DMT occurs naturally in many, many different species on planet Earth. Besides ourselves and several of our animal relatives, DMT (and its analogues) occur in a wide variety of plant species. DMT has been found in trace amounts in oranges and lemons.[x] It is found in larger amounts in many different species of Mimosa and Acacia trees and Phalaris grasses.[xi] It is also found in various Psychotria and Virola species, including those used as traditional medicines by various indigenous communities in the western hemisphere. Many of these species also contain analogues of DMT; some Psychotrias contain MMT, some Acacias contain NMT, etc.[xii]
Analogues of DMT even exist in oceanic life. A close relative of DMT, 5-Br-DMT, is found in the marine sponge Smenospongia aurea, native to the Gulf of Mexico and the Caribbean.[xiii] Another DMT analogue, 5-MeO-DMT is found in the venom of desert-dwelling Bufo toads, a phenomenon first noted in the 1980s and which, due to demand, has already led to notable declines of Bufo populations in their native habitats.
To what extent DMT is present in other, more commonly consumed species is not clear.[xiv] Unfortunately, the levels of DMT available to us through our diet are likely dwindling due to insecticide use. Glyphosate, the primary compound in the best-selling insecticide Roundup, disables the enzyme that plants use to produce tryptophan, the precursor to DMT.[xv] While citrus trees, countless grass species, Acacia and Mimosa trees, etc. all can produce DMT, if they have been exposed to Roundup their DMT levels are likely minimal or even nonexistent.
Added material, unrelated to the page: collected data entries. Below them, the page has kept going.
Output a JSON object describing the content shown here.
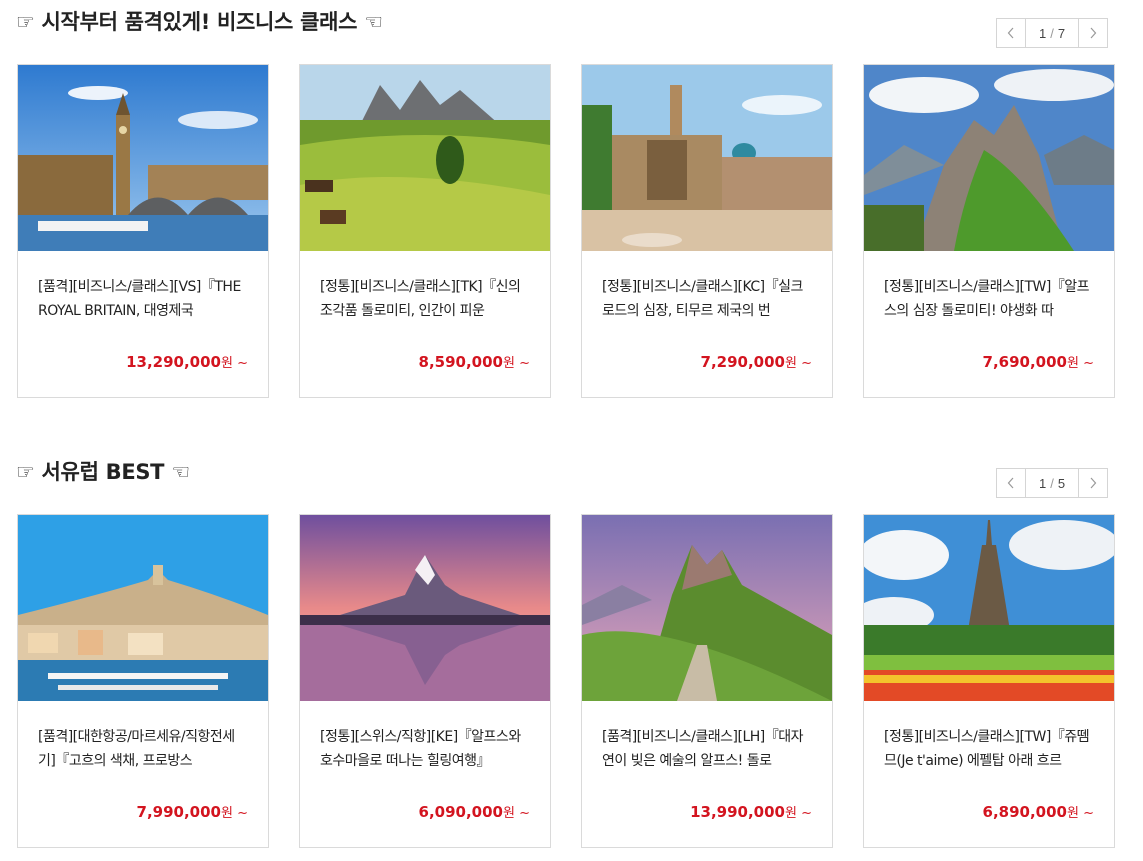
{
  "sections": [
    {
      "title": "☞ 시작부터 품격있게! 비즈니스 클래스 ☜",
      "pager": {
        "current": "1",
        "separator": "/",
        "total": "7"
      },
      "products": [
        {
          "title": "[품격][비즈니스/클래스][VS]『THE ROYAL BRITAIN, 대영제국",
          "price": "13,290,000",
          "unit": "원 ~",
          "image": "london-big-ben"
        },
        {
          "title": "[정통][비즈니스/클래스][TK]『신의 조각품 돌로미티, 인간이 피운",
          "price": "8,590,000",
          "unit": "원 ~",
          "image": "dolomites-meadow"
        },
        {
          "title": "[정통][비즈니스/클래스][KC]『실크로드의 심장, 티무르 제국의 번",
          "price": "7,290,000",
          "unit": "원 ~",
          "image": "samarkand-registan"
        },
        {
          "title": "[정통][비즈니스/클래스][TW]『알프스의 심장 돌로미티! 야생화 따",
          "price": "7,690,000",
          "unit": "원 ~",
          "image": "dolomites-peaks"
        }
      ]
    },
    {
      "title": "☞ 서유럽 BEST ☜",
      "pager": {
        "current": "1",
        "separator": "/",
        "total": "5"
      },
      "products": [
        {
          "title": "[품격][대한항공/마르세유/직항전세기]『고흐의 색채, 프로방스",
          "price": "7,990,000",
          "unit": "원 ~",
          "image": "marseille-harbor"
        },
        {
          "title": "[정통][스위스/직항][KE]『알프스와 호수마을로 떠나는 힐링여행』",
          "price": "6,090,000",
          "unit": "원 ~",
          "image": "matterhorn-reflection"
        },
        {
          "title": "[품격][비즈니스/클래스][LH]『대자연이 빚은 예술의 알프스! 돌로",
          "price": "13,990,000",
          "unit": "원 ~",
          "image": "seceda-ridge"
        },
        {
          "title": "[정통][비즈니스/클래스][TW]『쥬뗌므(Je t'aime) 에펠탑 아래 흐르",
          "price": "6,890,000",
          "unit": "원 ~",
          "image": "eiffel-tulips"
        }
      ]
    }
  ],
  "colors": {
    "price": "#d3141f",
    "border": "#dadada"
  }
}
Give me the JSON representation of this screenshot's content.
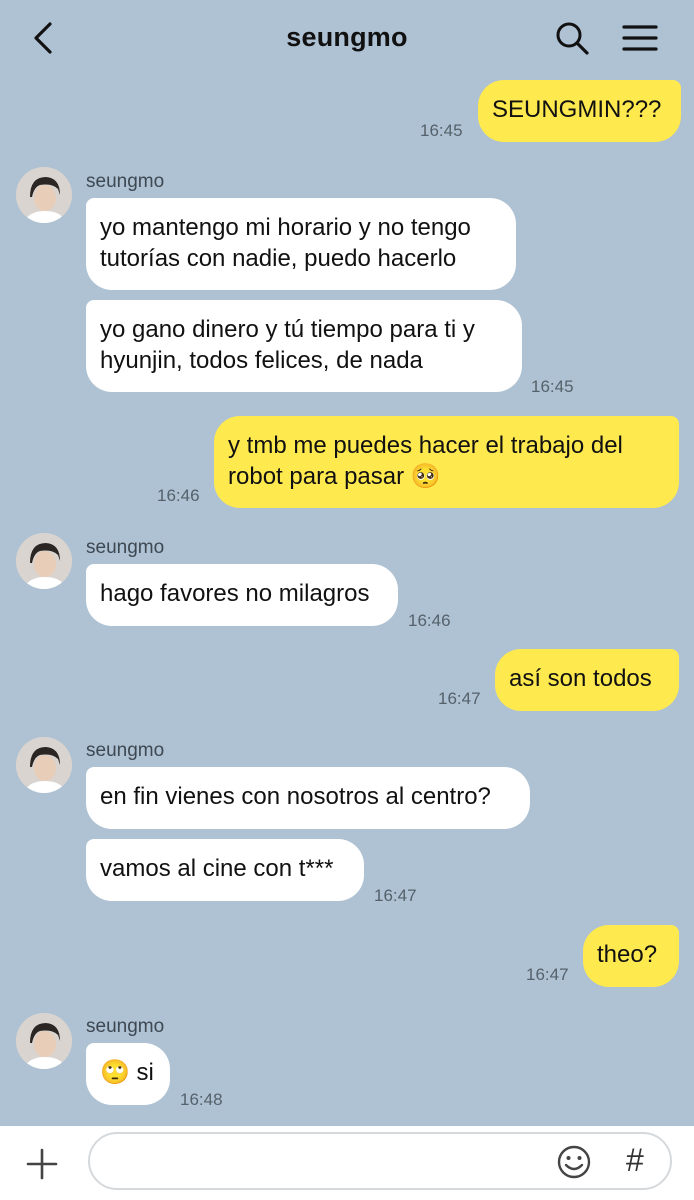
{
  "header": {
    "title": "seungmo"
  },
  "icons": {
    "back": "chevron-left-icon",
    "search": "search-icon",
    "menu": "hamburger-menu-icon",
    "add": "plus-icon",
    "emoji": "smiley-icon",
    "hashtag": "hashtag-icon"
  },
  "contact": {
    "name": "seungmo"
  },
  "messages": [
    {
      "from": "me",
      "text": "SEUNGMIN???",
      "time": "16:45"
    },
    {
      "from": "them",
      "text_lines": [
        "yo mantengo mi horario y no tengo",
        "tutorías con nadie, puedo hacerlo"
      ]
    },
    {
      "from": "them",
      "text_lines": [
        "yo gano dinero y tú tiempo para ti y",
        "hyunjin, todos felices, de nada"
      ],
      "time": "16:45"
    },
    {
      "from": "me",
      "text_lines": [
        "y tmb me puedes hacer el trabajo del",
        "robot para pasar 🥺"
      ],
      "time": "16:46"
    },
    {
      "from": "them",
      "text": "hago favores no milagros",
      "time": "16:46"
    },
    {
      "from": "me",
      "text": "así son todos",
      "time": "16:47"
    },
    {
      "from": "them",
      "text": "en fin vienes con nosotros al centro?"
    },
    {
      "from": "them",
      "text": "vamos al cine con t***",
      "time": "16:47"
    },
    {
      "from": "me",
      "text": "theo?",
      "time": "16:47"
    },
    {
      "from": "them",
      "text": "🙄 si",
      "time": "16:48"
    }
  ],
  "composer": {
    "value": "",
    "hashtag_label": "#"
  },
  "colors": {
    "background": "#afc2d3",
    "my_bubble": "#fee94e",
    "their_bubble": "#ffffff"
  }
}
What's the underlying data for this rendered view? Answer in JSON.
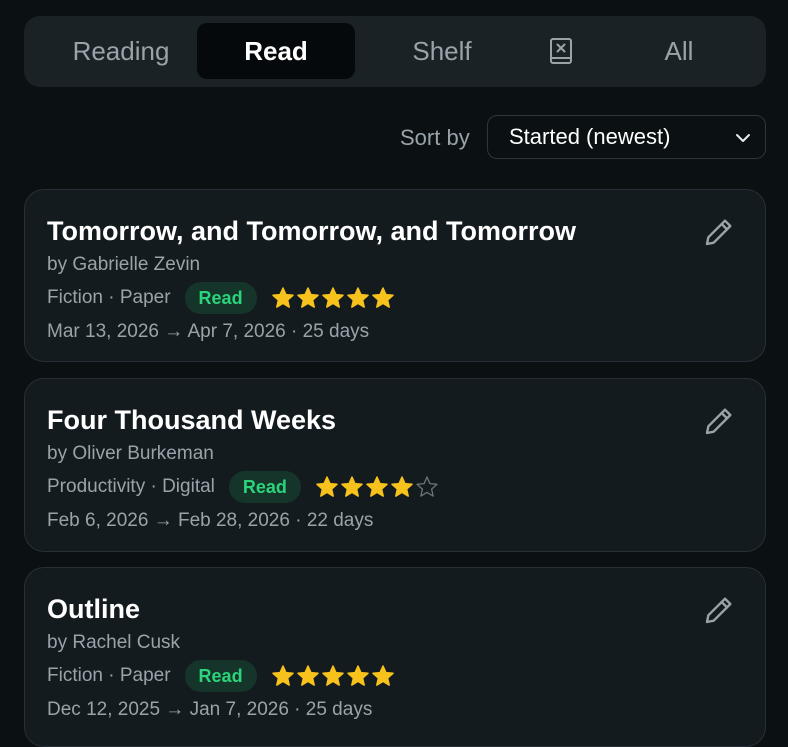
{
  "tabs": [
    {
      "label": "Reading",
      "active": false
    },
    {
      "label": "Read",
      "active": true
    },
    {
      "label": "Shelf",
      "active": false
    },
    {
      "icon": "dnf-book-x-icon",
      "active": false
    },
    {
      "label": "All",
      "active": false
    }
  ],
  "sort": {
    "label": "Sort by",
    "selected": "Started (newest)"
  },
  "books": [
    {
      "title": "Tomorrow, and Tomorrow, and Tomorrow",
      "author": "by Gabrielle Zevin",
      "meta": "Fiction · Paper",
      "status": "Read",
      "rating": 5,
      "rating_max": 5,
      "dates": "Mar 13, 2026 → Apr 7, 2026 · 25 days"
    },
    {
      "title": "Four Thousand Weeks",
      "author": "by Oliver Burkeman",
      "meta": "Productivity · Digital",
      "status": "Read",
      "rating": 4,
      "rating_max": 5,
      "dates": "Feb 6, 2026 → Feb 28, 2026 · 22 days"
    },
    {
      "title": "Outline",
      "author": "by Rachel Cusk",
      "meta": "Fiction · Paper",
      "status": "Read",
      "rating": 5,
      "rating_max": 5,
      "dates": "Dec 12, 2025 → Jan 7, 2026 · 25 days"
    }
  ],
  "colors": {
    "star_filled": "#f7c21b",
    "star_empty": "#6b757b",
    "badge_text": "#2bd47a",
    "badge_bg": "#15352a"
  }
}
Stephen István Szárawas the first to scientifically study the psychotropic effects of N,N-Dimethyltryptamine (DMT), performing research with volunteers in the mid-1950s. US researchers were largely in the dark around DMT until Shortly after the Hungarian Revolution, Szára left Hungary and moved to the United States where he eventually became Chief of the Biomedical Branch of the U.S. National Institute on Drug Abuse. In the U.S., he worked with Julius Axelrod and others on the metabolism of DMT and related compounds in healthy and schizophrenic volunteers. Leo Hollister videotaped an awesome interview he had with Stephen from 1997. I highly recommend looking it up.